The worst part of it was that, to this day, he still didn\'t know if those kids had betrayed him or if their families had merely found out they\'d been talking to him and decided to correct that behavior. Either way, those two men had almost killed him and Velik had learned a valuable lesson about being vulnerable.

"What are you doing?" Velik asked.

"There\'s some mana pooled in the teeth. They\'re good base material for some daggers, maybe a spearhead or a short sword," Torwin explained. He was brandishing a curved knife in one hand while holding the wolf\'s lip back with the other. "We\'d need a full team to harvest something this big, but I can pick up a few of the more valuable and easy to collect pieces, just so the whole thing\'s not wasted."

"How do you know what parts are valuable? Just something you pick up over time?"

"Partially, but it\'s also a safe assumption that if the monster has mana in some part of its body, that someone, somewhere, can find a use for it. So when you have an unfamiliar or, in this case, unique monster, you can\'t go wrong targeting the highest concentrations of mana if you need to be picky about what to take. For this monster, that means the teeth."

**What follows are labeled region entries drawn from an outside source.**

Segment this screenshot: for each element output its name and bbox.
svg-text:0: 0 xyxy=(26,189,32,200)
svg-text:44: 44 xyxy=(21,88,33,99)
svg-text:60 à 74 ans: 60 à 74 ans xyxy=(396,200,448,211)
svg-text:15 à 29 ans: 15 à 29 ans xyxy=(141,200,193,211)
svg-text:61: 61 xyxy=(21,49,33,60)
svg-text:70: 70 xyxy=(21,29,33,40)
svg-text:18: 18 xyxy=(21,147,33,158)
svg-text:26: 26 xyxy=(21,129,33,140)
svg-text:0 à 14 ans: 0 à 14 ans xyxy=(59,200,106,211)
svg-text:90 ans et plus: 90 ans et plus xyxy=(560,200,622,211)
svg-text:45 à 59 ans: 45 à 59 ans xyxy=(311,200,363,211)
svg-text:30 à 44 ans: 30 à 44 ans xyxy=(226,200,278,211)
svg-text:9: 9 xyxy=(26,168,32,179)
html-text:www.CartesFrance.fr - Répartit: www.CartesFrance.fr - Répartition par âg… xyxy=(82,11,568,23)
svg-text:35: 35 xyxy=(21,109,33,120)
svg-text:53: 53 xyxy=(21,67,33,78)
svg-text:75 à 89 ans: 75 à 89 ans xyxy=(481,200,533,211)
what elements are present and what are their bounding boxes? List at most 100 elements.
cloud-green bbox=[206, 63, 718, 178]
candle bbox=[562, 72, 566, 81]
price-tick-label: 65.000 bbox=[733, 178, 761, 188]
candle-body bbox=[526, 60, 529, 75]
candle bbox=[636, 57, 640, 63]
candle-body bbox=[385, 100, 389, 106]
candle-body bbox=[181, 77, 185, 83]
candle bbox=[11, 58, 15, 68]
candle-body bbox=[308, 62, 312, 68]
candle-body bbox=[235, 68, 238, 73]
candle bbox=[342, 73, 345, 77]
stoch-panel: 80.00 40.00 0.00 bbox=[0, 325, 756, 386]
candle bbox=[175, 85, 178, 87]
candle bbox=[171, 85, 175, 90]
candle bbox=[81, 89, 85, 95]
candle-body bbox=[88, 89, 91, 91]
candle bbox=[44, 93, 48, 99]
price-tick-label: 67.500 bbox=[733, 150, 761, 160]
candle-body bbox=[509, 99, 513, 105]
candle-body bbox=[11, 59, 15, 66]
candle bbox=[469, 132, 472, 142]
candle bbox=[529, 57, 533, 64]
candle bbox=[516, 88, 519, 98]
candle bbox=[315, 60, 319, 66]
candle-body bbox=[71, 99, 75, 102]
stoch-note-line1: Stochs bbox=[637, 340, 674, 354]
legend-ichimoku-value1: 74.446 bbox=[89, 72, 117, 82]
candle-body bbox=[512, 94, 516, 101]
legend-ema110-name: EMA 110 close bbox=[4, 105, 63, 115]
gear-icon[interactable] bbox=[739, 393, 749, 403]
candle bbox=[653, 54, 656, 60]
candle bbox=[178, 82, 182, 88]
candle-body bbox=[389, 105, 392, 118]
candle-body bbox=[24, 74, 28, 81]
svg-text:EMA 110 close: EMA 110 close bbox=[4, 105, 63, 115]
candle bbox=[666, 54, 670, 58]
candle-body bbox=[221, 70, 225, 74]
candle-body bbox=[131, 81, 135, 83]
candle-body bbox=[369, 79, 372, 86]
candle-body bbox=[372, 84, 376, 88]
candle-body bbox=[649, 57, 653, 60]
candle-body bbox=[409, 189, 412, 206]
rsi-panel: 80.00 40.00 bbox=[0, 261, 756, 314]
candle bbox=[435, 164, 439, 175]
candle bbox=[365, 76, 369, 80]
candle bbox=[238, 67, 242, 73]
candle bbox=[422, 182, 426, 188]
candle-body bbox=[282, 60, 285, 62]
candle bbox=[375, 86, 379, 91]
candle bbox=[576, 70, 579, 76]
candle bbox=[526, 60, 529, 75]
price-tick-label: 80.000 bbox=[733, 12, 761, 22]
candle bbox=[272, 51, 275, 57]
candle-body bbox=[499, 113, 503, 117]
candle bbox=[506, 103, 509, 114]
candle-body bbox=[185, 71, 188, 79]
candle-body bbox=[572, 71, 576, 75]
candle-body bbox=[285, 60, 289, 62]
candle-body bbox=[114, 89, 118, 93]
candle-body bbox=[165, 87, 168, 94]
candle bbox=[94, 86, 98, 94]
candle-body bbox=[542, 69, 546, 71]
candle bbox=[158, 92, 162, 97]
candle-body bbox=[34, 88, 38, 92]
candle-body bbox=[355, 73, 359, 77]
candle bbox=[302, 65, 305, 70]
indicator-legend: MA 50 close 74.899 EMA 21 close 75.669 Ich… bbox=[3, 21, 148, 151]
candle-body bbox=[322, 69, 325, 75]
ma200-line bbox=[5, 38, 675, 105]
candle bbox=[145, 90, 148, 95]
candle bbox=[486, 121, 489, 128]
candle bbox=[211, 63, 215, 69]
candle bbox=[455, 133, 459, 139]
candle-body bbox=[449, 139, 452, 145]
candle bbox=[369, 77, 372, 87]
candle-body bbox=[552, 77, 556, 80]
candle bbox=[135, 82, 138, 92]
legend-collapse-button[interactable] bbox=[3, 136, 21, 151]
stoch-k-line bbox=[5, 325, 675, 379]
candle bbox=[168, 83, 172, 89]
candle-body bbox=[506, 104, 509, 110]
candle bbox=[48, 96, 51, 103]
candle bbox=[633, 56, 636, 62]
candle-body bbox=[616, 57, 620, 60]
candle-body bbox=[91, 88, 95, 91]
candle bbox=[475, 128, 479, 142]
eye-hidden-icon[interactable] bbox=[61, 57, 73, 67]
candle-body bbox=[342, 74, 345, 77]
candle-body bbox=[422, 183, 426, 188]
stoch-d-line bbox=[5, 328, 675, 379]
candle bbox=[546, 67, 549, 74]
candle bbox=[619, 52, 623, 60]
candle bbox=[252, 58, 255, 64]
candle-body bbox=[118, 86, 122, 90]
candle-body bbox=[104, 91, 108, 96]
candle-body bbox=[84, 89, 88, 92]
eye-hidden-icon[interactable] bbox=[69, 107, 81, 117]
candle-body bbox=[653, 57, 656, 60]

He couldn\'t help but feel a flash of annoyance when he considered how much wealth he\'d abandoned over the years. Thousands and thousands of monsters had been left where they\'d fallen, food for scavengers. There was no telling how useful some of those monster parts would have been, if he\'d known what to take and who could use it. It didn\'t really matter, he supposed. He had nobody to trade it to.

Something must have shown on his face, because Torwin laughed and said, "Most normal monsters aren\'t worth much. It\'s the elites that have the good stuff, and even then, not all of them. Here, come help me and I\'ll show you how to pop these out without damaging them."

Somewhat mollified, Velik left his bound-together spear on the ground and walked over to the corpse. At Torwin\'s direction, he held the lip up so the older hunter could use both hands. After watching the knife work required to cut the tooth loose, Velik took a turn at it himself.

"Not as easy as you made it look," he observed after he\'d butchered the process.

"That\'s alright! Nobody gets everything right on the first try. Here, do it again on this one. The smaller ones don\'t have such deep roots."

* * *

He\'d gone to sleep months ago, all too aware that his body needed the rest while his mind was elsewhere. There was always something more to do – new monsters to be made, new people to be corrupted, new territory to be claimed. As long as everything went as planned, it was entirely possible to hibernate through all of the busy work.

Things were not going according to plan. Something was cutting the threads, unraveling the nodes he\'d placed to channel his mana through. Territory was shrinking. That needed to be corrected, but he couldn\'t do that while he slept. His mind had to be called back, had to take control again.

He hated returning to his body. His own flesh repulsed him, the one thing he couldn\'t shape. No matter how hard he tried, he was trapped in a form he despised. Escaping that prison was all that mattered, and something was preventing him from reaching that goal.

Eyes opened, first one, then two, then twenty. His many arms ceased their autonomous work and heeded his command, becoming still for the first time since his hibernation had started. The animals his body had been working on gasped out desperate, dying breaths, slowly succumbing to the grievous wounds he\'d shaped into their flesh. Without his magic actively working to sustain them through the transformations, they couldn\'t escape their ultimate fate, not that he cared.

He was too distracted to pay attention, too intent on following the severed thread of his favorite creation. Someone had destroyed it, and he needed to know who.